T-Mobile announced this morning that it plans to double the speed of its HSPA+ networks and unveiled a line-up of new 4G products including tablets and phones.
The company expects 140 million Americans in 25 metro areas to have access to these increased 4G speeds by mid-2011. According to the carrier, the faster data speeds will also benefit customers stuck with 3G phones.
Announced yesterday, the T-Mobile GSlate by LG with Android Honeycomb and the Motorola Cliq 2 are just the beginning of the 4G devices we’ll see from T-Mobile this year.

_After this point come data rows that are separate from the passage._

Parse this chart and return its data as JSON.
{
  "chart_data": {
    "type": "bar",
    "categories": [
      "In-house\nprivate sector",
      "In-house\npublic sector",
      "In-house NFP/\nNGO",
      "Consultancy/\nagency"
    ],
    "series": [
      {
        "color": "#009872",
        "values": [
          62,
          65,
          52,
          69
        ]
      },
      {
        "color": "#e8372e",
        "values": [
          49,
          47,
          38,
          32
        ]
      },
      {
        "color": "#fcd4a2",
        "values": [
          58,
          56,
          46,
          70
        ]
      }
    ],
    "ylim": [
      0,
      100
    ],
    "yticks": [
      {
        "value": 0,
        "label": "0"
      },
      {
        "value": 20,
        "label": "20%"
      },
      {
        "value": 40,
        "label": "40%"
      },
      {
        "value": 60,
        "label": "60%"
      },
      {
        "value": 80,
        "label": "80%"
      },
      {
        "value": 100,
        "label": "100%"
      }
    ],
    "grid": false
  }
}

Additionally, the Dell Streak 7 will join the T-Mobile myTouch 4G and the T-Mobile G2 in T-Mobile’s line-up of HSPA+ devices.
T-Mobile’s 4G network is not LTE; it is actually HSPA+. Data speeds on par with LTE networks can be achieved over the network, but the technology is not actually considered “4G” by IEEE standards. AT&T is playing this similar marketing trick with the HSPA+ phones it announced at yesterday’s Developer Forum. Will U.S. consumers know the difference between LTE and HSPA+? Probably not.
The moniker “4G” implies faster and T-Mobile’s HSPA+ network is certainly faster than its 3G network but right now, it is quite uneven in terms of coverage. When we tested the T-Mobile G2’s data speeds in several neighborhoods in San Francisco, we found the “4G-like” speeds of T-Mobile’s HSPA+ network (4 to 6 mbps on downloads and 1 to 2 mbps on uploads) in roughly half of them.